(Abstract and video links below)
ACM SIGSOFT Webinar May 4th, 2016
Distinguished lecture at ISR, UCI, April 2016.
UCI Video is available at: https://www.youtube.com/watch?v=Ujm4G7ayRQQ
Webinar link will be available shortly.
This talk is based on a short chapter to appear in a forthcoming book on "Perspectives on Data Science for Software Engineering", it can be preordered here:
Software analytics and the use of computational methods on "big" data in software engineering is transforming the ways software is developed, used, improved and deployed. Software engineering researchers and practitioners are witnessing an increasing trend in the availability of diverse trace and operational data and the methods to analyze it. This information is being used to paint a picture of how software is engineered and suggest ways it may be improved. But we have to remember that software engineering is inherently a socio-technical endeavour, with complex practices, activities and cultural aspects that cannot be externalized or captured by tools alone---in fact, they may be perturbed when trace data is surfaced and analyzed in a transparent manner.
In this talk, I will ask:
- Are researchers and practitioners adequately considering the unanticipated impacts that software analytics can have on software engineering processes and stakeholders?

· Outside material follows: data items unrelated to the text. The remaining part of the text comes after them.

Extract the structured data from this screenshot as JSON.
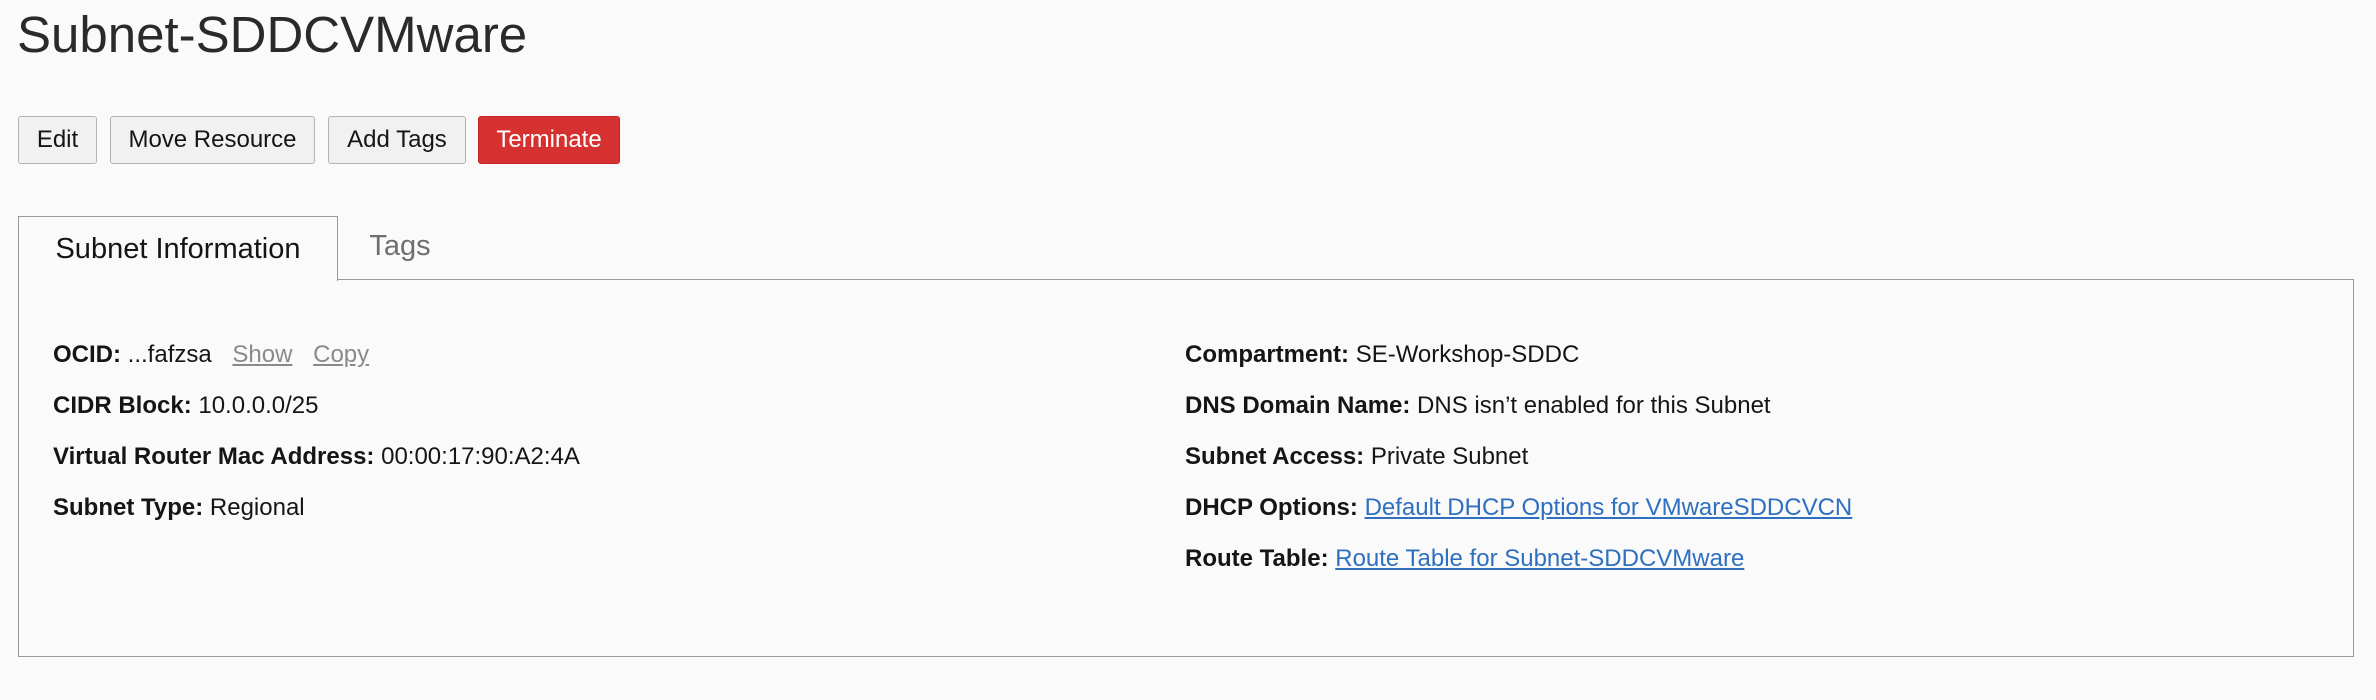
{
  "page": {
    "title": "Subnet-SDDCVMware"
  },
  "toolbar": {
    "edit_label": "Edit",
    "move_label": "Move Resource",
    "add_tags_label": "Add Tags",
    "terminate_label": "Terminate"
  },
  "tabs": [
    {
      "label": "Subnet Information",
      "active": true
    },
    {
      "label": "Tags",
      "active": false
    }
  ],
  "info": {
    "left": [
      {
        "label": "OCID:",
        "value": "...fafzsa",
        "actions": [
          "Show",
          "Copy"
        ]
      },
      {
        "label": "CIDR Block:",
        "value": "10.0.0.0/25"
      },
      {
        "label": "Virtual Router Mac Address:",
        "value": "00:00:17:90:A2:4A"
      },
      {
        "label": "Subnet Type:",
        "value": "Regional"
      }
    ],
    "right": [
      {
        "label": "Compartment:",
        "value": "SE-Workshop-SDDC"
      },
      {
        "label": "DNS Domain Name:",
        "value": "DNS isn’t enabled for this Subnet"
      },
      {
        "label": "Subnet Access:",
        "value": "Private Subnet"
      },
      {
        "label": "DHCP Options:",
        "value": "Default DHCP Options for VMwareSDDCVCN",
        "link": true
      },
      {
        "label": "Route Table:",
        "value": "Route Table for Subnet-SDDCVMware",
        "link": true
      }
    ]
  },
  "colors": {
    "terminate_bg": "#d63131",
    "link": "#2e6fc0",
    "muted_link": "#8a8a8a"
  }
}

- Are there important questions that are not being asked because the answers do not lie in the data that are readily available?
- Can we improve the application of software analytics using other methods that collect insights directly from participants in software engineering (e.g., through observations)?
I will explore these questions through specific examples. I hope to engage the audience in discussing how software analytics that depend on "big data" from tools, as well as methods that collect "thick" data from participants, can be mutually beneficial in improving software engineering research and practice.